After the Financial Times reported that several private equity firms, including Advent and GTCR, are mulling the acquisition of a majority stake in Fidelity Information Services (FIS:US) Worldpay business, shares in the company gained as much as 6.5%.

The report quoted a discussed valuation of $15 billion. The Financial Times findings are based on insights from five unidentified people familiar with the matter.

The news report comes after FIS announced earlier this year that it plans to spin off its Worldpay business with the expectations it will be complete by early 2024.

FIS shares traded 19% lower year-to-date based on Friday’s closing price. This compares to the near 16% gain seen in the S&P 500 for the first half of 2023. 
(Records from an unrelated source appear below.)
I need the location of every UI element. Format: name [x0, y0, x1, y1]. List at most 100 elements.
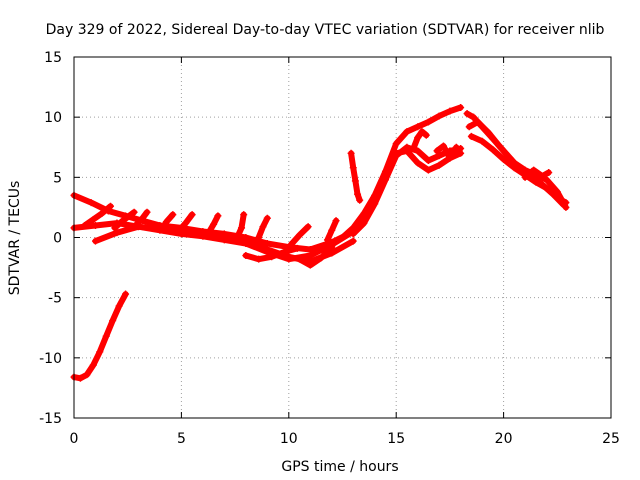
data-point	[240, 211, 248, 219]
data-point	[306, 246, 314, 254]
data-point	[91, 221, 99, 229]
data-point	[98, 209, 106, 217]
x-tick-label: 10	[280, 431, 298, 447]
y-axis-label: SDTVAR / TECUs	[7, 181, 23, 296]
data-point	[414, 159, 422, 167]
data-point	[424, 166, 432, 174]
data-point	[422, 131, 430, 139]
data-point	[87, 199, 95, 207]
data-point	[356, 196, 364, 204]
data-point	[435, 152, 443, 160]
series-line	[434, 143, 460, 162]
data-point	[433, 147, 441, 155]
data-point	[435, 161, 443, 169]
data-point	[489, 146, 497, 154]
data-point	[76, 374, 84, 382]
x-tick-label: 20	[495, 431, 513, 447]
data-point	[306, 261, 314, 269]
chart-title: Day 329 of 2022, Sidereal Day-to-day VTE…	[46, 22, 605, 38]
data-point	[414, 147, 422, 155]
series-line	[361, 147, 464, 222]
data-point	[162, 218, 170, 226]
data-point	[532, 178, 540, 186]
series-late-3	[467, 132, 570, 207]
data-point	[188, 211, 196, 219]
data-point	[255, 234, 263, 241]
data-point	[205, 227, 213, 235]
data-point	[409, 144, 417, 152]
data-point	[349, 230, 357, 238]
data-point	[328, 226, 336, 234]
data-point	[306, 252, 314, 260]
data-point	[435, 112, 443, 120]
data-point	[89, 215, 97, 223]
data-point	[371, 197, 379, 205]
data-point	[220, 236, 228, 244]
series-line	[339, 104, 464, 241]
data-point	[263, 240, 271, 248]
axis-ticks: 0 5 10 15 20 25 -15 -10 -5 0 5 10 15	[39, 50, 620, 447]
data-point	[418, 128, 426, 136]
data-point	[293, 244, 301, 252]
data-point	[339, 234, 346, 241]
data-point	[403, 147, 411, 155]
data-point	[117, 218, 125, 226]
series-line	[348, 150, 363, 204]
data-point	[414, 134, 422, 142]
series-early-negative-arc	[70, 290, 130, 382]
data-points	[70, 104, 570, 382]
data-point	[233, 234, 241, 241]
series-line	[111, 209, 138, 231]
data-point	[457, 149, 465, 157]
data-point	[263, 214, 271, 222]
data-point	[285, 255, 293, 263]
series-rise-1	[339, 104, 465, 241]
data-point	[553, 194, 561, 202]
series-spike-13h	[347, 149, 364, 204]
data-point	[543, 184, 551, 192]
data-point	[349, 164, 357, 172]
data-point	[354, 190, 362, 198]
y-tick-label: 15	[44, 50, 62, 66]
y-tick-label: -10	[39, 351, 62, 367]
data-point	[124, 213, 132, 221]
series-tail-3.0h	[130, 208, 151, 231]
series-dip-9h	[242, 244, 301, 263]
data-point	[562, 199, 570, 207]
series-line	[522, 167, 552, 181]
data-point	[545, 169, 553, 177]
data-point	[446, 107, 454, 115]
data-point	[543, 176, 551, 184]
data-point	[268, 253, 276, 261]
data-point	[143, 208, 151, 216]
data-point	[169, 211, 177, 219]
data-point	[83, 371, 91, 379]
data-point	[478, 137, 486, 145]
series-tail-7.6h	[233, 211, 248, 241]
data-point	[510, 164, 518, 172]
series-tail-0.5h	[81, 202, 115, 229]
data-point	[238, 224, 246, 232]
data-point	[304, 223, 312, 231]
series-line	[296, 244, 335, 269]
data-point	[122, 290, 130, 298]
y-tick-label: -5	[48, 291, 62, 307]
data-point	[414, 123, 422, 131]
data-point	[495, 142, 503, 150]
data-point	[381, 171, 389, 179]
data-point	[392, 140, 400, 148]
data-point	[259, 223, 267, 231]
data-point	[130, 223, 138, 231]
data-point	[115, 302, 123, 310]
data-point	[242, 252, 250, 260]
data-point	[457, 104, 465, 112]
x-axis-label: GPS time / hours	[281, 459, 398, 475]
data-point	[107, 202, 115, 210]
series-late-wiggle-21h	[521, 166, 553, 181]
x-tick-label: 25	[602, 431, 620, 447]
series-tail-6.3h	[205, 212, 222, 235]
data-point	[281, 248, 289, 256]
data-point	[424, 118, 432, 126]
data-point	[81, 221, 89, 229]
series-tail-11.8h	[323, 217, 340, 244]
The H1 underperformance comes despite the company’s better-than-expected earnings results published in late April. FIS earned $1.29 a share on an adjusted basis, topping the consensus for a profit per share of $1.21.

Revenue came in at $3.5 billion, again better than the $3.42 billion expected. The company’s Q2 guidance also came in better than what analysts were expecting. 

“We view the Q1 print as a solid first step in the company’s journey to reinvigorate growth and a good proof point of the new management team’s ability to execute,” wrote Barclays analyst Ramsey El-Assal.

On the Worldpay spinoff, the analyst commented:

“We believe it may prove somewhat challenging to pivot the business while at the same time, executing on large cost-cutting programs, especially as we head into a softening demand environment,” El-Assal said in his note to clients.

Just a few days ago, Representative Michael McCaul reported the sale of FIS shares, which was completed on May 12, when the stock closed at $55.07. Congressman Ro Khanna was also trading FIS shares in May.

Shares are now trading around the $58 mark.